Climate takes economic toll

If the economic prognosis for Nevada is poor, the climate prospects are no better.

The National Weather Service Climate Prediction Center warned “The Drought Outlook valid through the end of November 2012 indicates drought conditions will remain essentially unchanged in large sections of the central Mississippi Valley, the central and southwestern Great Plains, most of the High Plains, the central Rockies, the Great Basin, and parts of the Far West.”

Nevada occupies most of the Great Basin.

The relentless heat and nearly nonexistent rain is also compromising the nation’s ability to generate energy.

On Sunday, the Washington Post reported that operators of Hoover Dam and other hydroelectric dams across the nation are scrambling “for ways to produce the same amount of power from the hydroelectric grid with less water.” Nor is hydroelectric generation the only casualty of the drought. “[L]ow water levels affect coal-fired and nuclear power plants’ operations and impede the passage of coal barges along the Mississippi River.”

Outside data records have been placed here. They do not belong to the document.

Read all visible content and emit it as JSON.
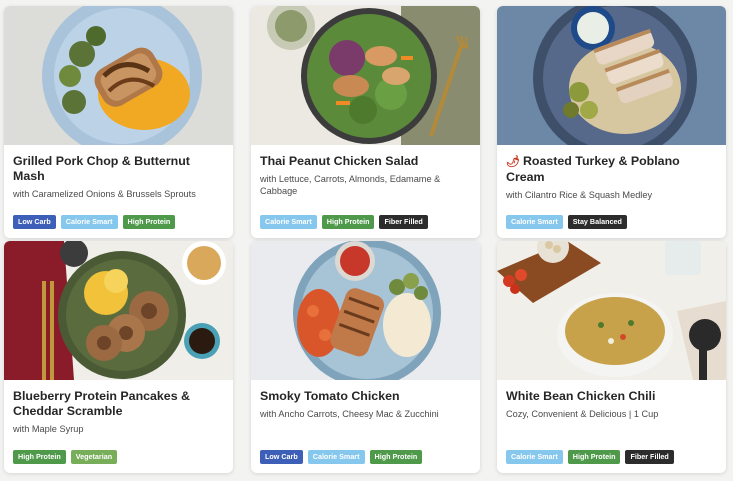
{
  "tag_colors": {
    "Low Carb": "#3e5fb8",
    "Calorie Smart": "#86c7ee",
    "High Protein": "#4e9a4a",
    "Fiber Filled": "#2c2c2c",
    "Stay Balanced": "#2c2c2c",
    "Vegetarian": "#78ad5a"
  },
  "meals": [
    {
      "title": "Grilled Pork Chop & Butternut Mash",
      "subtitle": "with Caramelized Onions & Brussels Sprouts",
      "tags": [
        "Low Carb",
        "Calorie Smart",
        "High Protein"
      ],
      "spicy_icon": ""
    },
    {
      "title": "Thai Peanut Chicken Salad",
      "subtitle": "with Lettuce, Carrots, Almonds, Edamame & Cabbage",
      "tags": [
        "Calorie Smart",
        "High Protein",
        "Fiber Filled"
      ],
      "spicy_icon": ""
    },
    {
      "title": "Roasted Turkey & Poblano Cream",
      "subtitle": "with Cilantro Rice & Squash Medley",
      "tags": [
        "Calorie Smart",
        "Stay Balanced"
      ],
      "spicy_icon": "chili-pepper-icon"
    },
    {
      "title": "Blueberry Protein Pancakes & Cheddar Scramble",
      "subtitle": "with Maple Syrup",
      "tags": [
        "High Protein",
        "Vegetarian"
      ],
      "spicy_icon": ""
    },
    {
      "title": "Smoky Tomato Chicken",
      "subtitle": "with Ancho Carrots, Cheesy Mac & Zucchini",
      "tags": [
        "Low Carb",
        "Calorie Smart",
        "High Protein"
      ],
      "spicy_icon": ""
    },
    {
      "title": "White Bean Chicken Chili",
      "subtitle": "Cozy, Convenient & Delicious | 1 Cup",
      "tags": [
        "Calorie Smart",
        "High Protein",
        "Fiber Filled"
      ],
      "spicy_icon": ""
    }
  ]
}
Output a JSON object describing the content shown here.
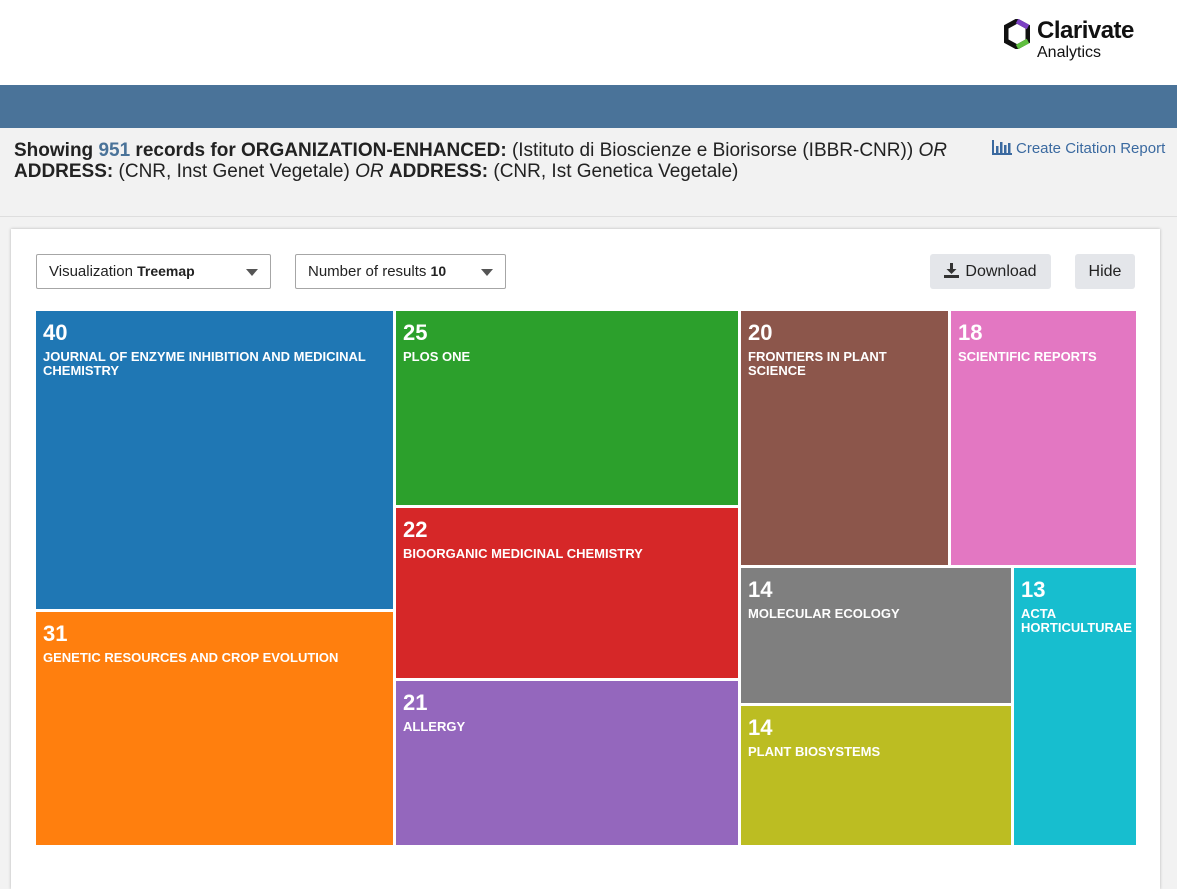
{
  "brand": {
    "name": "Clarivate",
    "sub": "Analytics",
    "logo_icon": "clarivate-logo-icon"
  },
  "summary": {
    "showing": "Showing",
    "count": "951",
    "records_for": "records for",
    "f1_label": "ORGANIZATION-ENHANCED:",
    "f1_value": "(Istituto di Bioscienze e Biorisorse (IBBR-CNR))",
    "op1": "OR",
    "f2_label": "ADDRESS:",
    "f2_value": "(CNR, Inst Genet Vegetale)",
    "op2": "OR",
    "f3_label": "ADDRESS:",
    "f3_value": "(CNR, Ist Genetica Vegetale)"
  },
  "citation_report": {
    "label": "Create Citation Report",
    "icon": "bar-chart-icon"
  },
  "controls": {
    "visualization_label": "Visualization",
    "visualization_value": "Treemap",
    "results_label": "Number of results",
    "results_value": "10",
    "download_label": "Download",
    "download_icon": "download-icon",
    "hide_label": "Hide"
  },
  "chart_data": {
    "type": "treemap",
    "items": [
      {
        "value": 40,
        "label": "JOURNAL OF ENZYME INHIBITION AND MEDICINAL CHEMISTRY",
        "color": "#1f77b4"
      },
      {
        "value": 31,
        "label": "GENETIC RESOURCES AND CROP EVOLUTION",
        "color": "#ff7f0e"
      },
      {
        "value": 25,
        "label": "PLOS ONE",
        "color": "#2ca02c"
      },
      {
        "value": 22,
        "label": "BIOORGANIC MEDICINAL CHEMISTRY",
        "color": "#d62728"
      },
      {
        "value": 21,
        "label": "ALLERGY",
        "color": "#9467bd"
      },
      {
        "value": 20,
        "label": "FRONTIERS IN PLANT SCIENCE",
        "color": "#8c564b"
      },
      {
        "value": 18,
        "label": "SCIENTIFIC REPORTS",
        "color": "#e377c2"
      },
      {
        "value": 14,
        "label": "MOLECULAR ECOLOGY",
        "color": "#7f7f7f"
      },
      {
        "value": 14,
        "label": "PLANT BIOSYSTEMS",
        "color": "#bcbd22"
      },
      {
        "value": 13,
        "label": "ACTA HORTICULTURAE",
        "color": "#17becf"
      }
    ]
  }
}
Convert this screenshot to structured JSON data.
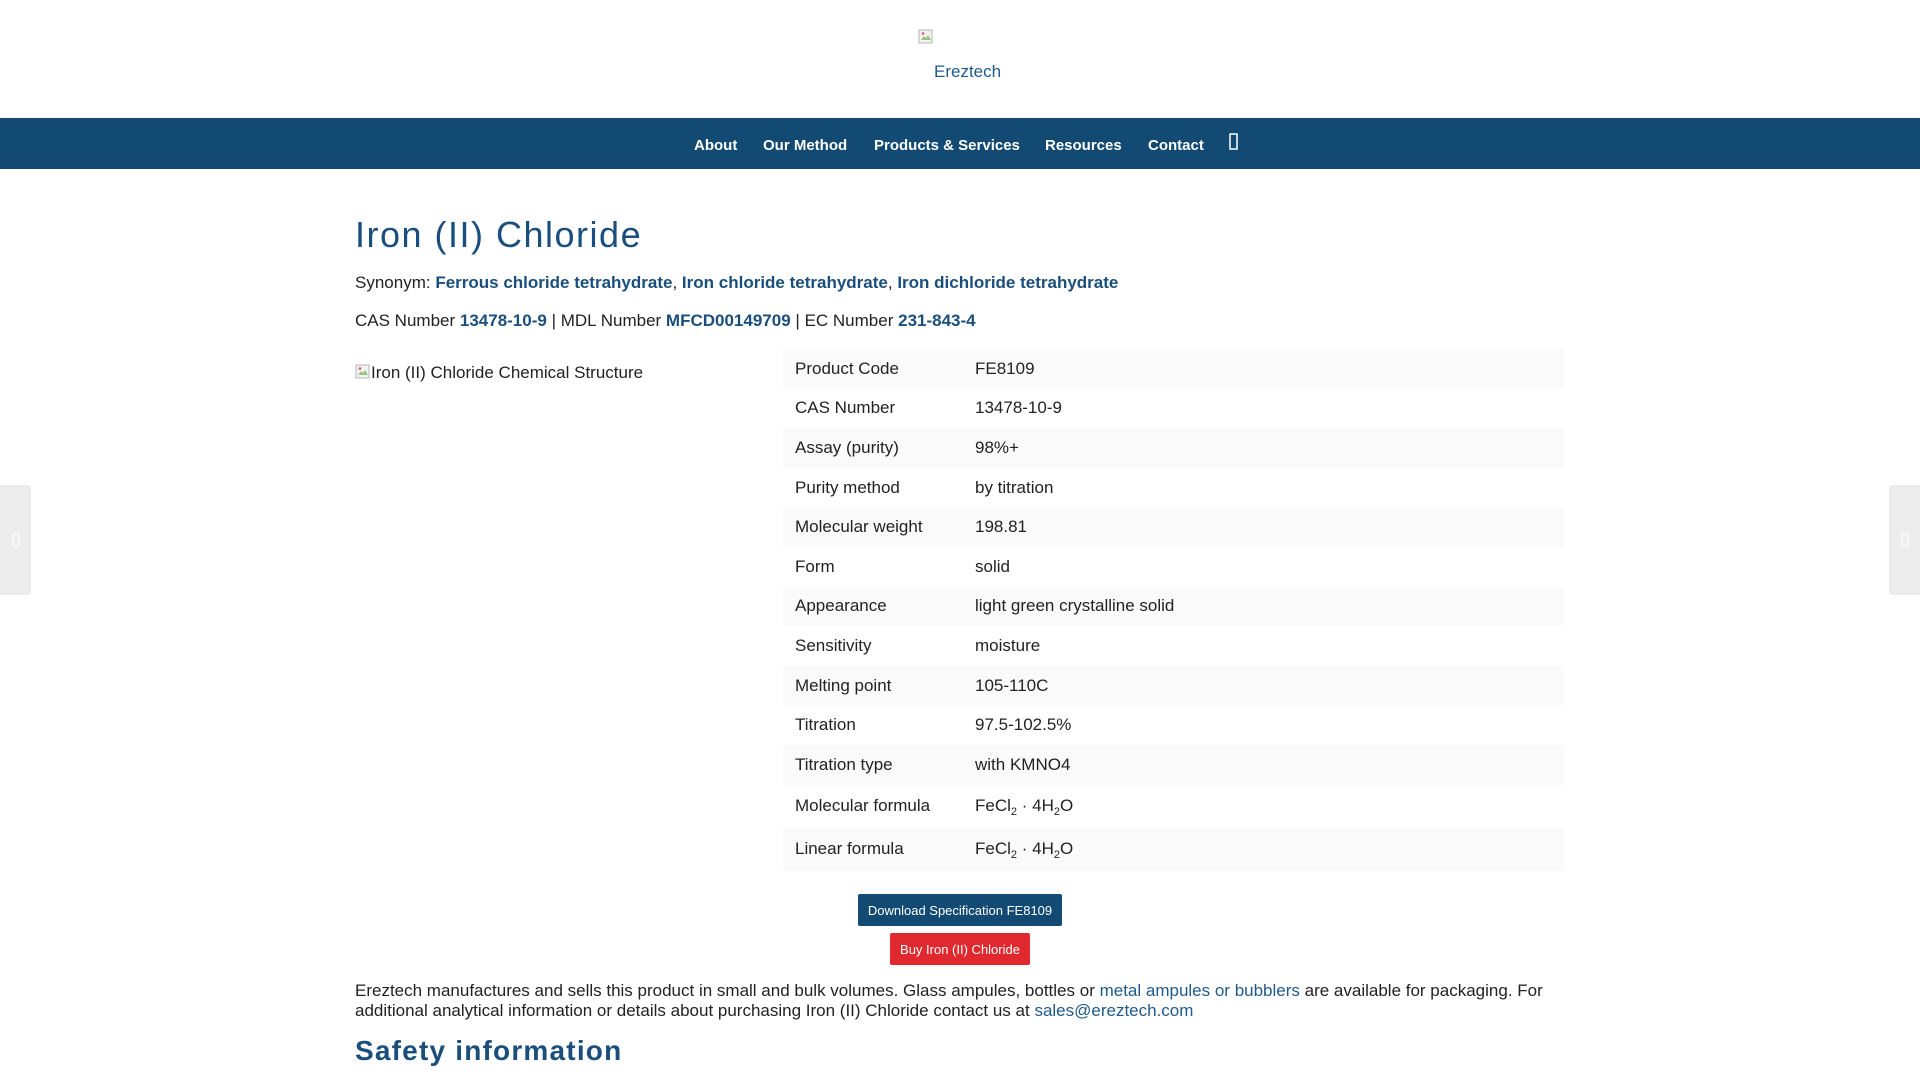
{
  "header": {
    "logo_alt": "Ereztech"
  },
  "nav": {
    "items": [
      {
        "label": "About"
      },
      {
        "label": "Our Method"
      },
      {
        "label": "Products & Services"
      },
      {
        "label": "Resources"
      },
      {
        "label": "Contact"
      }
    ],
    "search_icon": "search-icon"
  },
  "product": {
    "title": "Iron (II) Chloride",
    "synonym_label": "Synonym:",
    "synonyms": [
      "Ferrous chloride tetrahydrate",
      "Iron chloride tetrahydrate",
      "Iron dichloride tetrahydrate"
    ],
    "separator": ",",
    "cas_label": "CAS Number",
    "cas_value": "13478-10-9",
    "pipe": "|",
    "mdl_label": "MDL Number",
    "mdl_value": "MFCD00149709",
    "ec_label": "EC Number",
    "ec_value": "231-843-4",
    "structure_alt": "Iron (II) Chloride Chemical Structure"
  },
  "spec_table": {
    "rows": [
      {
        "key": "Product Code",
        "value": "FE8109"
      },
      {
        "key": "CAS Number",
        "value": "13478-10-9"
      },
      {
        "key": "Assay (purity)",
        "value": "98%+"
      },
      {
        "key": "Purity method",
        "value": "by titration"
      },
      {
        "key": "Molecular weight",
        "value": "198.81"
      },
      {
        "key": "Form",
        "value": "solid"
      },
      {
        "key": "Appearance",
        "value": "light green crystalline solid"
      },
      {
        "key": "Sensitivity",
        "value": "moisture"
      },
      {
        "key": "Melting point",
        "value": "105-110C"
      },
      {
        "key": "Titration",
        "value": "97.5-102.5%"
      },
      {
        "key": "Titration type",
        "value": "with KMNO4"
      }
    ],
    "formula_rows": [
      {
        "key": "Molecular formula",
        "v1": "FeCl",
        "s1": "2",
        "v2": " · 4H",
        "s2": "2",
        "v3": "O"
      },
      {
        "key": "Linear formula",
        "v1": "FeCl",
        "s1": "2",
        "v2": " · 4H",
        "s2": "2",
        "v3": "O"
      }
    ]
  },
  "buttons": {
    "download_label": "Download Specification FE8109",
    "buy_label": "Buy Iron (II) Chloride"
  },
  "description": {
    "part1": "Ereztech manufactures and sells this product in small and bulk volumes. Glass ampules, bottles or ",
    "link1": "metal ampules or bubblers",
    "part2": " are available for packaging. For additional analytical information or details about purchasing Iron (II) Chloride contact us at ",
    "email": "sales@ereztech.com"
  },
  "safety": {
    "heading": "Safety information"
  },
  "colors": {
    "brand_blue": "#134a73",
    "link_blue": "#1a4e7d",
    "buy_red": "#e0292f"
  }
}
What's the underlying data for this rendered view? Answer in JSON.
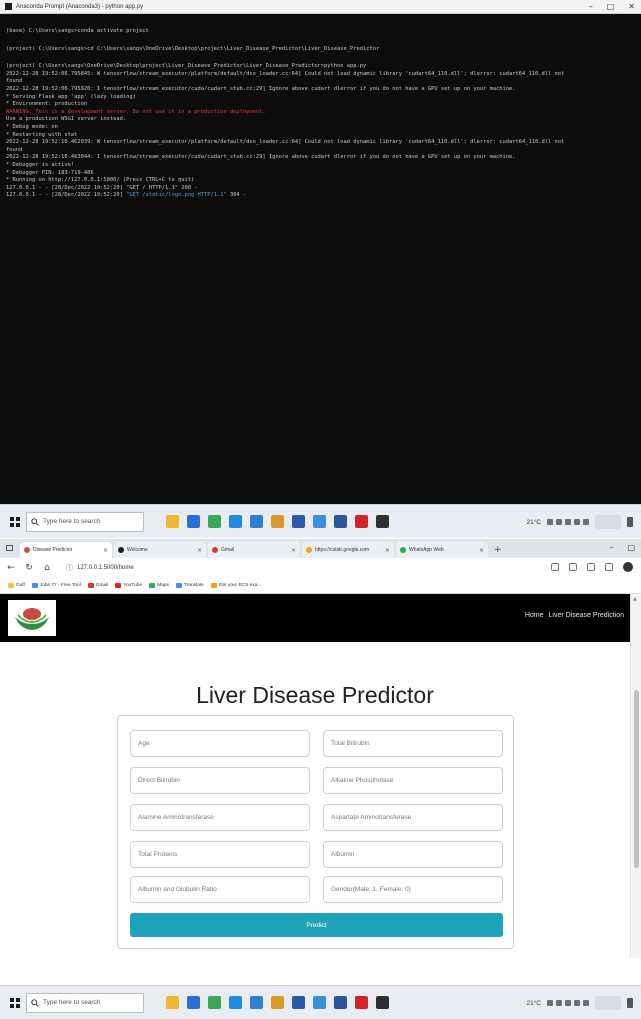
{
  "terminal": {
    "title": "Anaconda Prompt (Anaconda3) - python app.py",
    "window_controls": [
      "–",
      "□",
      "✕"
    ],
    "lines": [
      {
        "text": "(base) C:\\Users\\sangs>conda activate project",
        "style": "gap2"
      },
      {
        "text": "(project) C:\\Users\\sangs>cd C:\\Users\\sangs\\OneDrive\\Desktop\\project\\Liver_Disease_Predictor\\Liver_Disease_Predictor",
        "style": "gap"
      },
      {
        "text": "(project) C:\\Users\\sangs\\OneDrive\\Desktop\\project\\Liver_Disease_Predictor\\Liver_Disease_Predictor>python app.py",
        "style": "gap"
      },
      {
        "text": "2022-12-28 19:52:06.795845: W tensorflow/stream_executor/platform/default/dso_loader.cc:64] Could not load dynamic library 'cudart64_110.dll'; dlerror: cudart64_110.dll not",
        "style": ""
      },
      {
        "text": "found",
        "style": ""
      },
      {
        "text": "2022-12-28 19:52:06.795920: I tensorflow/stream_executor/cuda/cudart_stub.cc:29] Ignore above cudart dlerror if you do not have a GPU set up on your machine.",
        "style": ""
      },
      {
        "text": " * Serving Flask app 'app' (lazy loading)",
        "style": ""
      },
      {
        "text": " * Environment: production",
        "style": ""
      },
      {
        "text": "   WARNING: This is a development server. Do not use it in a production deployment.",
        "style": "red"
      },
      {
        "text": "   Use a production WSGI server instead.",
        "style": ""
      },
      {
        "text": " * Debug mode: on",
        "style": ""
      },
      {
        "text": " * Restarting with stat",
        "style": ""
      },
      {
        "text": "2022-12-28 19:52:10.462039: W tensorflow/stream_executor/platform/default/dso_loader.cc:64] Could not load dynamic library 'cudart64_110.dll'; dlerror: cudart64_110.dll not",
        "style": ""
      },
      {
        "text": "found",
        "style": ""
      },
      {
        "text": "2022-12-28 19:52:10.463044: I tensorflow/stream_executor/cuda/cudart_stub.cc:29] Ignore above cudart dlerror if you do not have a GPU set up on your machine.",
        "style": ""
      },
      {
        "text": " * Debugger is active!",
        "style": ""
      },
      {
        "text": " * Debugger PIN: 183-719-486",
        "style": ""
      },
      {
        "text": " * Running on http://127.0.0.1:5000/ (Press CTRL+C to quit)",
        "style": ""
      },
      {
        "text": "127.0.0.1 - - [28/Dec/2022 19:52:20] \"GET / HTTP/1.1\" 200 -",
        "style": ""
      },
      {
        "text": "127.0.0.1 - - [28/Dec/2022 19:52:20] ",
        "style": "",
        "highlight": "\"GET /static/logo.png HTTP/1.1\"",
        "tail": " 304 -"
      }
    ]
  },
  "taskbar": {
    "search_placeholder": "Type here to search",
    "weather": "21°C",
    "app_icons": [
      {
        "name": "file-explorer-icon",
        "color": "#f2b730"
      },
      {
        "name": "mail-icon",
        "color": "#2b6fd6"
      },
      {
        "name": "chrome-icon",
        "color": "#3aa757"
      },
      {
        "name": "edge-icon",
        "color": "#1f8be0"
      },
      {
        "name": "store-icon",
        "color": "#2d7fd2"
      },
      {
        "name": "files-icon",
        "color": "#d99a2b"
      },
      {
        "name": "settings-icon",
        "color": "#2a5aa8"
      },
      {
        "name": "photos-icon",
        "color": "#3b8fd8"
      },
      {
        "name": "word-icon",
        "color": "#2b579a"
      },
      {
        "name": "opera-icon",
        "color": "#d3242b"
      },
      {
        "name": "terminal-icon",
        "color": "#2f2f2f"
      }
    ],
    "app_icons_2": [
      {
        "name": "file-explorer-icon",
        "color": "#f2b730"
      },
      {
        "name": "mail-icon",
        "color": "#2b6fd6"
      },
      {
        "name": "chrome-icon",
        "color": "#3aa757"
      },
      {
        "name": "edge-icon",
        "color": "#1f8be0"
      },
      {
        "name": "store-icon",
        "color": "#2d7fd2"
      },
      {
        "name": "files-icon",
        "color": "#d99a2b"
      },
      {
        "name": "settings-icon",
        "color": "#2a5aa8"
      },
      {
        "name": "photos-icon",
        "color": "#3b8fd8"
      },
      {
        "name": "word-icon",
        "color": "#2b579a"
      },
      {
        "name": "opera-icon",
        "color": "#d3242b"
      },
      {
        "name": "terminal-icon",
        "color": "#2f2f2f"
      }
    ]
  },
  "browser": {
    "tabs": [
      {
        "title": "Disease Predictor",
        "color": "#d64b3a",
        "active": true
      },
      {
        "title": "Welcome",
        "color": "#1b1b1b",
        "active": false
      },
      {
        "title": "Gmail",
        "color": "#d33c2e",
        "active": false
      },
      {
        "title": "https://colab.google.com",
        "color": "#e8a21e",
        "active": false
      },
      {
        "title": "WhatsApp Web",
        "color": "#25b04a",
        "active": false
      }
    ],
    "new_tab": "+",
    "url": "127.0.0.1:5000/home",
    "bookmarks": [
      {
        "label": "Gulf",
        "color": "#f2c04b"
      },
      {
        "label": "Jobs 77 - Free Tool",
        "color": "#4b8fe0"
      },
      {
        "label": "Gmail",
        "color": "#d33c2e"
      },
      {
        "label": "YouTube",
        "color": "#e62117"
      },
      {
        "label": "Maps",
        "color": "#3aa757"
      },
      {
        "label": "Translate",
        "color": "#4b8fe0"
      },
      {
        "label": "Get your ECS exa...",
        "color": "#e8a21e"
      }
    ]
  },
  "site": {
    "nav": {
      "home": "Home",
      "predictor": "Liver Disease Prediction"
    },
    "title": "Liver Disease Predictor",
    "fields": {
      "age": "Age",
      "total_bilirubin": "Total Bilirubin",
      "direct_bilirubin": "Direct Bilirubin",
      "alkaline_phosphotase": "Alkaline Phosphotase",
      "alamine_aminotransferase": "Alamine Aminotransferase",
      "aspartate_aminotransferase": "Aspartate Aminotransferase",
      "total_proteins": "Total Proteins",
      "albumin": "Albumin",
      "albumin_globulin_ratio": "Albumin and Globulin Ratio",
      "gender": "Gender(Male: 1, Female: 0)"
    },
    "predict_button": "Predict"
  }
}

Business Insider reported that “virtually all power plants, whether they are nuclear, coal or natural gas-fired, are completely dependent on water for cooling. … Given the drought, many facilities are overheating, and utilities are shutting them down or running their plants at lower capacity. Few Americans know (or up to this point have cared) that the country’s power plants account for about half of all the water used in the United States. For every gallon of residential water used in the average U.S. household, five times more is used to provide that home with electricity via hydropower turbines and fossil fuel power plants, roughly 40,000 gallons each month.”